Детские годы я помню лучше – крупнее, отчетливей, выразительней, нежели свою пеструю зрелость. Помню ровесников, помню ярмарки в жаркие июльские дни. Помню нелепого тощего Якова с его приподнятым правым плечом, вытянутым длинным лицом, чем-то неуловимо похожим на морду уставшего ломовика. Глаза его тоже напоминали грустные конские гляделки, всегда испуганно-удивленные. Меня почему-то тянуло спросить его, чему он дивится, чего опасается. Мальчишек он любил и одаривал – то леденцами, то свистелками, которые сам же и мастерил. Мне от него однажды достался царский подарок – длинная, темная подзорная труба-остроглазка. Он вообще меня выделял из общей стайки – всегда расспрашивал, как я живу и кем я стану. Труба его меня восхищала. Смотрел в нее, как солнце заходит, однажды увидел на рыжем шаре кривой фиолетовый ободок. Когда поделился своим открытием, ровесники подняли меня на смех, но Яков тут же их осадил: приметил – стало быть, глаз востер. Мальчишки после меня дразнили, прозвали фиолетовым солнышком, однако дразнилка не прижилась – слишком затейлива и заковыриста.
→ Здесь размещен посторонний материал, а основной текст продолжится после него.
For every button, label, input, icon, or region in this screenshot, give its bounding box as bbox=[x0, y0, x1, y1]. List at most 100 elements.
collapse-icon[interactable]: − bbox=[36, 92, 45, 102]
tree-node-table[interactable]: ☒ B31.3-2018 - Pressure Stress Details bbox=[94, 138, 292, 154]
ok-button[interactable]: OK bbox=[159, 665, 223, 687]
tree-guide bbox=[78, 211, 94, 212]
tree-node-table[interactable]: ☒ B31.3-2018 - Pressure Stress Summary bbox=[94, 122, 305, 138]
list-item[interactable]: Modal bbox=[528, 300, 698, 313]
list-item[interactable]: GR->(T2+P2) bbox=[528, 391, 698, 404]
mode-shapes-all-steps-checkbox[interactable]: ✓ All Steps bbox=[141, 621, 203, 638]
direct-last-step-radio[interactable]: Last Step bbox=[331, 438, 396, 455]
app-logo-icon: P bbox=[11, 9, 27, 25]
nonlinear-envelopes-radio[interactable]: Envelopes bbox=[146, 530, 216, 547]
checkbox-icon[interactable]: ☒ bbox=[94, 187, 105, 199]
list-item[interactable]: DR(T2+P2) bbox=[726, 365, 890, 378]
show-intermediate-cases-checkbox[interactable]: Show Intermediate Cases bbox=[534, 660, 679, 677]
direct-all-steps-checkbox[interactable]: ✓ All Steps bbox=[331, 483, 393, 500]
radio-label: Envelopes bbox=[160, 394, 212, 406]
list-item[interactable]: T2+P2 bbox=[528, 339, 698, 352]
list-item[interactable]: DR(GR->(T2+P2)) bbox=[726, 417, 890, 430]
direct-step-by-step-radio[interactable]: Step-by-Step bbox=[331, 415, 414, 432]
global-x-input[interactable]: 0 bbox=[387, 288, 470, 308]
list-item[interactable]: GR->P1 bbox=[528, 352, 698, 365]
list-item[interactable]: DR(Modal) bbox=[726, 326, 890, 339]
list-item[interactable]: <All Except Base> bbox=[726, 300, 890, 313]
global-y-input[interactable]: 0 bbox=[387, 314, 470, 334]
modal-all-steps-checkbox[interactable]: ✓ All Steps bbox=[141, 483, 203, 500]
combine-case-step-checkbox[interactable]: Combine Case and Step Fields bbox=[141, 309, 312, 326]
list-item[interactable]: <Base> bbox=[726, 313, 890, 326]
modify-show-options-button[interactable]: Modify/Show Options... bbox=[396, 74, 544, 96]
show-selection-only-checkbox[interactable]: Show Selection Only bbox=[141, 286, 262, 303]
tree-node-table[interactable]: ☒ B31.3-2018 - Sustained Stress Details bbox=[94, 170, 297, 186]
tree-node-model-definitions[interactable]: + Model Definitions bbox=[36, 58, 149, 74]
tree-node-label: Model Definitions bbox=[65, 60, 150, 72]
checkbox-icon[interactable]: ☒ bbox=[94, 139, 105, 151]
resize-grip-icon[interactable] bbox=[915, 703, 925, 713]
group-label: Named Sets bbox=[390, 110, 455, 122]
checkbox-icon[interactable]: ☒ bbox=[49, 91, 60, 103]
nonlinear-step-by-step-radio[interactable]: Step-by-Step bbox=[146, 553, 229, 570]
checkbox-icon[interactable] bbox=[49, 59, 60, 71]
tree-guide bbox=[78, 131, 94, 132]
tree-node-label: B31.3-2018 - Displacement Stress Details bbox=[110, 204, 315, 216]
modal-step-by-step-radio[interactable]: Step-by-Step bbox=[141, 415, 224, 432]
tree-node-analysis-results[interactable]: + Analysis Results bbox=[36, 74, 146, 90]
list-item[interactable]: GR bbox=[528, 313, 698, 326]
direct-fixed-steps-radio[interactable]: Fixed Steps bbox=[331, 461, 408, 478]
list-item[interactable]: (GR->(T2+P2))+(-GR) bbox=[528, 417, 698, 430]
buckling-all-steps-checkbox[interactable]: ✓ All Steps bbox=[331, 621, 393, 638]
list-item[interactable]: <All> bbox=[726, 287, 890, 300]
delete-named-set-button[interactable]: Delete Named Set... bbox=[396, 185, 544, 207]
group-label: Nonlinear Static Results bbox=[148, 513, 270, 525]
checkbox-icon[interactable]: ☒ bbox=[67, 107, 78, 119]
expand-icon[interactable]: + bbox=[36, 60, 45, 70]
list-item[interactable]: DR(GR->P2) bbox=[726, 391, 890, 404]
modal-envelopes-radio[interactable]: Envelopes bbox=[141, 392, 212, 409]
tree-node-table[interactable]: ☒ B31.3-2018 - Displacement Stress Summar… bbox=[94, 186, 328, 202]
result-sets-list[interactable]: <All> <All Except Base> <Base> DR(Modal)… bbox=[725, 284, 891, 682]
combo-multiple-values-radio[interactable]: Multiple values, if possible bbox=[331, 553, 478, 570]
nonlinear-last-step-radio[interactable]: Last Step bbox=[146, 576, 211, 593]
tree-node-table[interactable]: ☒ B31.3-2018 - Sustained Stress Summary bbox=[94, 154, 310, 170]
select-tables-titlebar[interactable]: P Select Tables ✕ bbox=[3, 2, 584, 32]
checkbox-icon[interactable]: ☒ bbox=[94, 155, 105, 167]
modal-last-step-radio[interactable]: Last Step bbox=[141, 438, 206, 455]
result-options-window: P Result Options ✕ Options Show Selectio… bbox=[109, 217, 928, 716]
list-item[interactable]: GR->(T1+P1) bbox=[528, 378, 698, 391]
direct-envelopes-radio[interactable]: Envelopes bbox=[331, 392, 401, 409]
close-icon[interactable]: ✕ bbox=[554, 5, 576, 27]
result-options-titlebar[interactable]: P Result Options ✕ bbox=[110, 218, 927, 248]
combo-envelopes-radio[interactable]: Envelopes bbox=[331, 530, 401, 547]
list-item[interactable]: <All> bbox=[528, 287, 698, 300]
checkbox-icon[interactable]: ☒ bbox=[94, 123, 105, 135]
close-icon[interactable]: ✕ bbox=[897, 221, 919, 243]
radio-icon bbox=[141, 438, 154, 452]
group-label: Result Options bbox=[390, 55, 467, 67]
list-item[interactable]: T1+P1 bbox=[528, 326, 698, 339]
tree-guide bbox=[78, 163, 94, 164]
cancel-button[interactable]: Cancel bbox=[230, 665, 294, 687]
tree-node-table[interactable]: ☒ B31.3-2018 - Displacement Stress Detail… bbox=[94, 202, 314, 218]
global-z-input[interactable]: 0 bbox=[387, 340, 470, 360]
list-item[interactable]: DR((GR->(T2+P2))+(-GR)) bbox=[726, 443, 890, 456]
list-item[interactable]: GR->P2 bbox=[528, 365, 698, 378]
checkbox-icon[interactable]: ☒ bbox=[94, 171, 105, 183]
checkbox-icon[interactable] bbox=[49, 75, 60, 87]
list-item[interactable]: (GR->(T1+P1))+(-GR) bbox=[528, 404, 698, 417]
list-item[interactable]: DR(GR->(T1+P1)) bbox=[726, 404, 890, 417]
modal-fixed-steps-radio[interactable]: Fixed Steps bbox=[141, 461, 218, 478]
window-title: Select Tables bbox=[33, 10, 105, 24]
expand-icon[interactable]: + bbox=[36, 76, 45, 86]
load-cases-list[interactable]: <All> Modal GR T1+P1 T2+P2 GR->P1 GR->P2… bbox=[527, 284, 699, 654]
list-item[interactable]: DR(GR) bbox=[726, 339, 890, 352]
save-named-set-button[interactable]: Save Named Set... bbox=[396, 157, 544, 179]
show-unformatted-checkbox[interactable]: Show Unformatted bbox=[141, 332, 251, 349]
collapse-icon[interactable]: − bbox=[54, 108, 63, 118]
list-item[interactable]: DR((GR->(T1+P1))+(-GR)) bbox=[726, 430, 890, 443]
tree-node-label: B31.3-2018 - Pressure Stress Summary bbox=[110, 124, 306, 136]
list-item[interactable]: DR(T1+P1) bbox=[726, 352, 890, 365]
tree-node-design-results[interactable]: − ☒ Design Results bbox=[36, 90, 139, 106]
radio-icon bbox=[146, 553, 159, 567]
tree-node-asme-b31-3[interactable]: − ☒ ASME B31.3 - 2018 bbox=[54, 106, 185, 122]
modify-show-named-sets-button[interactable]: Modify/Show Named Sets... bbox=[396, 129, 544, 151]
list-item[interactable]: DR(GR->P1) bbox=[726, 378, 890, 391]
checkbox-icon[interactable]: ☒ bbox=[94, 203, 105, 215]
А кем я стану – я не догадывался. Якову толком не мог ответить. Мало ли кем мне хотелось стать. Меньше всего я думал о том, чтоб стать писателем. Это была иная, непостижимая жизнь, и люди, причастные к этой жизни, были людьми другой породы, жили в иной неизвестной стране, по непонятным своим законам. Первой из моих книг был псалтырь, и как он был сложен, кем он был сложен – об этом я думал меньше всего. Хватало мне и своих забот – быть не последним среди ребятни, выдюжить жесткую школу Заречья. Все-таки был я, как видно, жилист, смог устоять на своих ногах. Им предстояло работы вдосталь, и послужили они на совесть. Я обошел ими пол-России.
Где ни бродяжил, ни кочевал, куда нелегкая ни заносила, пока не уселся за письменный стол, пока не присох к нему и не врос в него, наглухо, намертво, навсегда. Тот, кто прилип однажды к бумаге, тот никуда от нее не уйдет – пожрет она его с потрохами. До своего последнего часа будешь питать ее своим мясом, поить ее своею кровищей. И сколько ей ни отдай, все ей мало. И ненасытна, и неутомима.